Ces dernières peuvent très bien avoir été élaborées par Banksy et son réseau d’artistes, dans un esprit joyeusement iconoclaste… Et l’exposition peut aussi avoir été totalement mise en scène, avec des figurants pour jouer les visiteurs…
Peut-être Banksy est-il lui-même Thierry Guetta. Allez savoir… Il n’a jamais montré son visage au public après tout…
Cela dit, à en croire les déclarations des principaux intéressés, tous les éléments du film sont vrais. Il est certain que MBW est le nouveau chouchou des people outre-Atlantique – il a signé la pochette du dernier CD de Madonna et préparerait une nouvelle expo.
Mais on n’en démordra pas. Il y a quelque chose de factice dans ce fabuleux destin de Thierry Guetta.

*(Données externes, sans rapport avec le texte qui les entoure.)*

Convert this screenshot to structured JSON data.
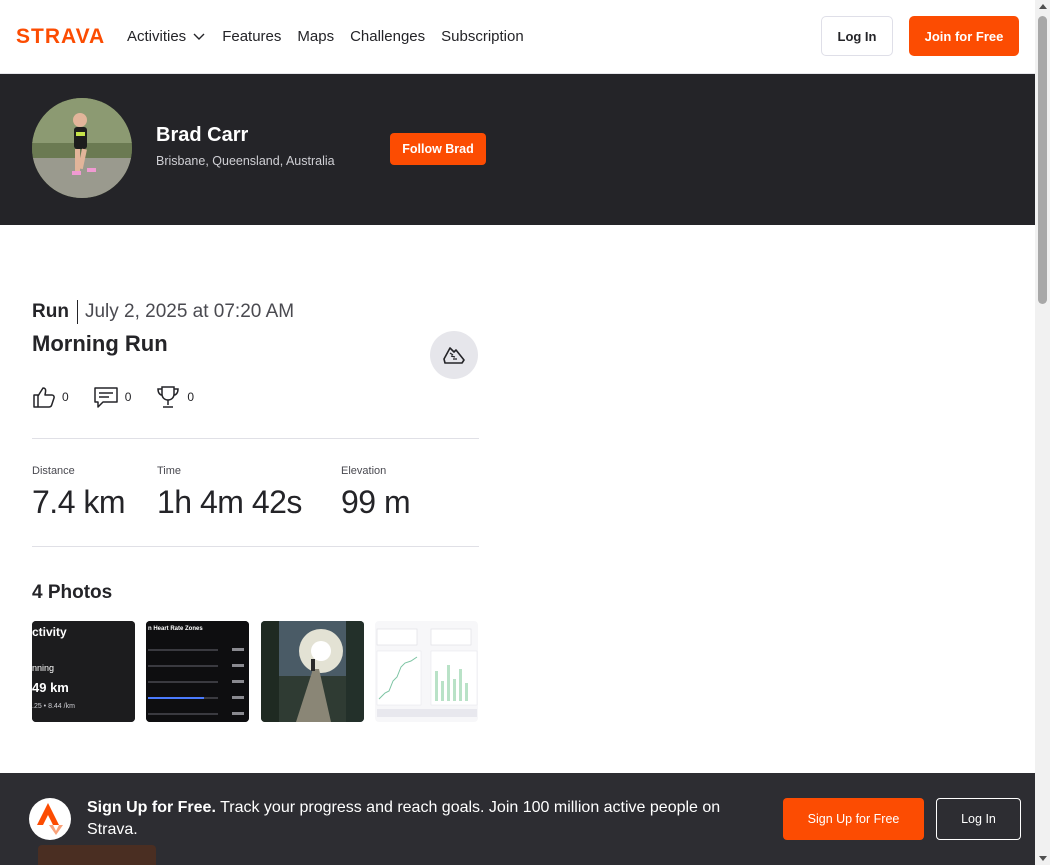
{
  "nav": {
    "brand": "STRAVA",
    "items": [
      {
        "label": "Activities",
        "has_dropdown": true
      },
      {
        "label": "Features"
      },
      {
        "label": "Maps"
      },
      {
        "label": "Challenges"
      },
      {
        "label": "Subscription"
      }
    ],
    "login_label": "Log In",
    "join_label": "Join for Free"
  },
  "athlete": {
    "name": "Brad Carr",
    "location": "Brisbane, Queensland, Australia",
    "follow_label": "Follow Brad"
  },
  "activity": {
    "type": "Run",
    "date": "July 2, 2025 at 07:20 AM",
    "title": "Morning Run",
    "kudos_count": "0",
    "comments_count": "0",
    "achievements_count": "0",
    "stats": [
      {
        "label": "Distance",
        "value": "7.4 km"
      },
      {
        "label": "Time",
        "value": "1h 4m 42s"
      },
      {
        "label": "Elevation",
        "value": "99 m"
      }
    ]
  },
  "photos": {
    "title": "4 Photos",
    "items": [
      {
        "caption_top": "ctivity",
        "caption_mid": "nning",
        "caption_value": "49 km",
        "caption_sub": ".25 • 8.44 /km"
      },
      {
        "caption_top": "n Heart Rate Zones"
      },
      {},
      {}
    ]
  },
  "signup_banner": {
    "headline": "Sign Up for Free.",
    "body": "Track your progress and reach goals. Join 100 million active people on Strava.",
    "signup_label": "Sign Up for Free",
    "login_label": "Log In"
  },
  "colors": {
    "brand": "#fc4c02",
    "header_dark": "#242428",
    "banner_dark": "#2d2d32"
  }
}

La thèse de la supercherie serait tout à fait conforme à l’esprit iconoclaste et subversif de Banksy, un pied de nez à ses détracteurs comme à ses fans, une nouvelle façon de montrer qu’il est aisé de faire gober n’importe quoi à n’importe qui. Rappelons-nous que les thèmes de la manipulation mentale et du lavage de cerveau sont deux des chevaux de bataille des street-artists…

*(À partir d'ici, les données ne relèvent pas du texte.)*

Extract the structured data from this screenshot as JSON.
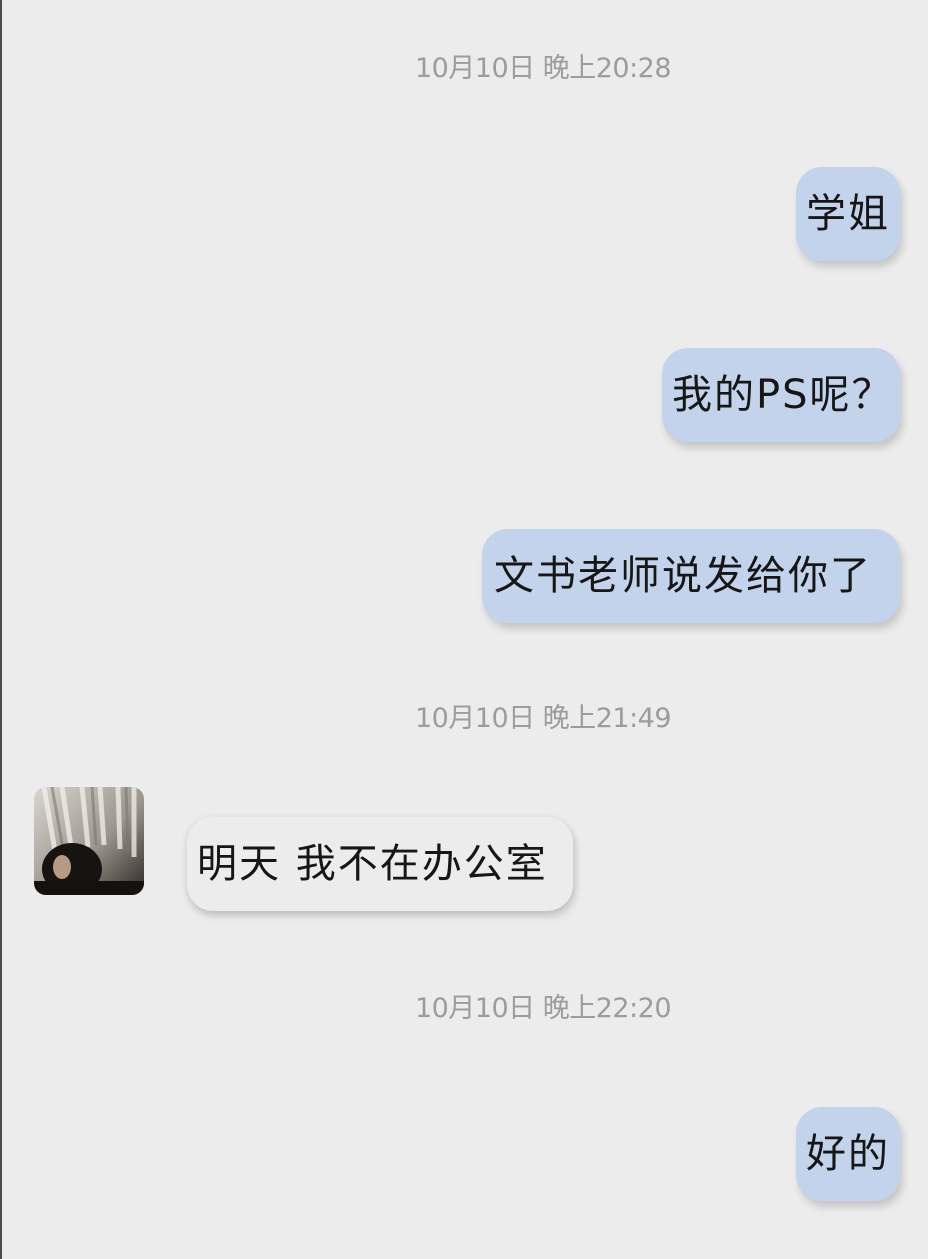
{
  "messages": [
    {
      "type": "timestamp",
      "text": "10月10日 晚上20:28"
    },
    {
      "type": "outgoing",
      "text": "学姐"
    },
    {
      "type": "outgoing",
      "text": "我的PS呢？"
    },
    {
      "type": "outgoing",
      "text": "文书老师说发给你了"
    },
    {
      "type": "timestamp",
      "text": "10月10日 晚上21:49"
    },
    {
      "type": "incoming",
      "text": "明天 我不在办公室",
      "avatar_icon": "avatar-photo"
    },
    {
      "type": "timestamp",
      "text": "10月10日 晚上22:20"
    },
    {
      "type": "outgoing",
      "text": "好的"
    }
  ],
  "colors": {
    "background": "#ececec",
    "outgoing_bubble": "#c4d3ec",
    "incoming_bubble": "#ececec",
    "timestamp_text": "#9c9c9c",
    "message_text": "#161616"
  }
}
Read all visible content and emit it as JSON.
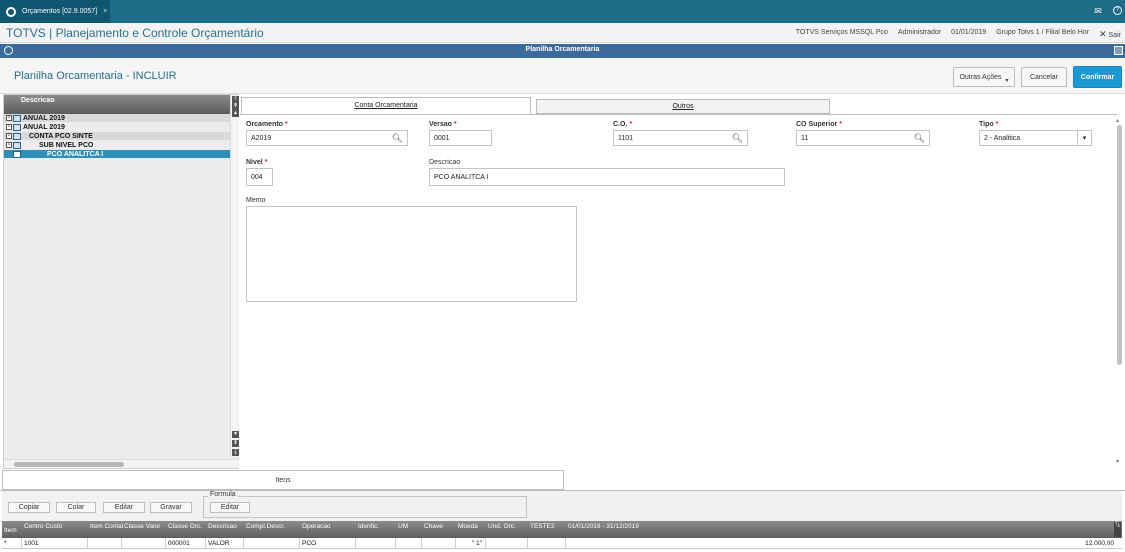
{
  "topbar": {
    "tab_label": "Orçamentos [02.9.0057]",
    "tab_close": "×",
    "mail_icon": "mail-icon",
    "help_icon": "help-icon"
  },
  "app": {
    "title": "TOTVS | Planejamento e Controle Orçamentário",
    "info": [
      "TOTVS Serviços MSSQL Pco",
      "Administrador",
      "01/01/2019",
      "Grupo Totvs 1 / Filial Belo Hor"
    ],
    "exit_label": "Sair"
  },
  "window": {
    "title": "Planilha Orcamentaria"
  },
  "header": {
    "title": "Planilha Orcamentaria - INCLUIR",
    "actions_label": "Outras Ações",
    "cancel_label": "Cancelar",
    "confirm_label": "Confirmar"
  },
  "tree": {
    "header": "Descricao",
    "items": [
      {
        "label": "ANUAL 2019",
        "toggle": "-"
      },
      {
        "label": "ANUAL 2019",
        "toggle": "-"
      },
      {
        "label": "CONTA PCO SINTE",
        "toggle": "-"
      },
      {
        "label": "SUB NIVEL PCO",
        "toggle": "-"
      },
      {
        "label": "PCO ANALITCA I",
        "toggle": ""
      }
    ]
  },
  "tabs": {
    "main": "Conta Orcamentaria",
    "other": "Outros"
  },
  "form": {
    "orcamento": {
      "label": "Orcamento",
      "req": "*",
      "value": "A2019"
    },
    "versao": {
      "label": "Versao",
      "req": "*",
      "value": "0001"
    },
    "co": {
      "label": "C.O.",
      "req": "*",
      "value": "1101"
    },
    "co_superior": {
      "label": "CO Superior",
      "req": "*",
      "value": "11"
    },
    "tipo": {
      "label": "Tipo",
      "req": "*",
      "value": "2 - Analitica"
    },
    "nivel": {
      "label": "Nivel",
      "req": "*",
      "value": "004"
    },
    "descricao": {
      "label": "Descricao",
      "value": "PCO ANALITCA I"
    },
    "memo": {
      "label": "Memo",
      "value": ""
    }
  },
  "bottom": {
    "itens_tab": "Itens",
    "copiar": "Copiar",
    "colar": "Colar",
    "editar": "Editar",
    "gravar": "Gravar",
    "formula_legend": "Formula",
    "formula_edit": "Editar"
  },
  "grid": {
    "headers": [
      "Item",
      "Centro Custo",
      "Item Contal",
      "Classe Valor",
      "Classe Orc.",
      "Descricao",
      "Compl.Descr.",
      "Operacao",
      "Idenfic.",
      "UM",
      "Chave",
      "Moeda",
      "Und. Orc.",
      "TESTE2",
      "01/01/2019 - 31/12/2019"
    ],
    "row": [
      "*",
      "1001",
      "",
      "",
      "000001",
      "VALOR",
      "",
      "PCO",
      "",
      "",
      "",
      "\" 1\"",
      "",
      "",
      "12.000,00"
    ]
  }
}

Et puis, s’ils se sont donné de la peine à monter un tel canular, ils ne vont certainement pas révéler leur imposture…
Le film joue donc habilement sur les notions de vérité et de mensonge, laissant planer le doute sur la véracité des images montrées et forçant ainsi le spectateur à remettre en cause tout ce qu’on lui montre. Mais du coup, on se pose aussi des questions sur les intentions réelles de l’auteur.

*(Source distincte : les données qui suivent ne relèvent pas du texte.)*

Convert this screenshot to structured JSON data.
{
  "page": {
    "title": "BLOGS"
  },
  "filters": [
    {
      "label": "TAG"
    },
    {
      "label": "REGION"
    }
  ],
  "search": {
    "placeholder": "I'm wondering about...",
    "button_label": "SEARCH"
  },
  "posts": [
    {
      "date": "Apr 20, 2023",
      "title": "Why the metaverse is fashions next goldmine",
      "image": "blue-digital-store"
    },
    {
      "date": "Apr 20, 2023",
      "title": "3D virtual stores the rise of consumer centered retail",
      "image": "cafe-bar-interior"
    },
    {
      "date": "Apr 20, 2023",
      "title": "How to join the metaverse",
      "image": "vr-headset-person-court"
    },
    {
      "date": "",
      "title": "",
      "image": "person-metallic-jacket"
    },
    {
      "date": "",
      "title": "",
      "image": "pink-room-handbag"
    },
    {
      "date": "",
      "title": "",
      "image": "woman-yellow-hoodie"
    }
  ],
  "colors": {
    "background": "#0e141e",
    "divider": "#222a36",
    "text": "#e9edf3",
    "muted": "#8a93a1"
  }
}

Ce qui peut empêcher d’adhérer totalement à ce pamphlet virulent et gentiment provocateur, c’est l’ambiguïté qui entoure le personnage de Banksy. Que l’on prenne le film comme un vrai documentaire ou comme une fiction, l’artiste en sort grandi – artiste noble ou manipulateur de génie – ce qui lui permet d’asseoir sa réputation, donc de vendre ses oeuvres plus cher… et de retomber dans ce qu’il semble vouloir dénoncer – la quête de notoriété et la réussite financière.
L’impression est un peu la même que celle ressentie devant La Famille Jones, quand le réalisateur entend critiquer l’omniprésence de la publicité tout en recourant lui même au placement de produit. Plutôt embarrassant…
Mais, vu le côté brillant de la structure du film, et les faits d’armes de l’auteur, on serait plutôt tenté de lui faire confiance, de se dire qu’il a vraiment conçu son long-métrage comme un bras d’honneur à ceux qui considèrent l’art comme une marchandise.
De toute façon, quel que soit l’angle sous lequel on l’aborde, Faites le mur ! défend une idée noble et idéaliste de la création artistique. Pour Banksy et ses collègues, une oeuvre d’art ne doit pas être juste esthétiquement agréable, elle doit aussi être connectée au Monde, s’intéresser aux questions de société contemporaines. Elle doit faire réagir et réfléchir. C’est incontestablement le cas de ce film atypique, à découvrir…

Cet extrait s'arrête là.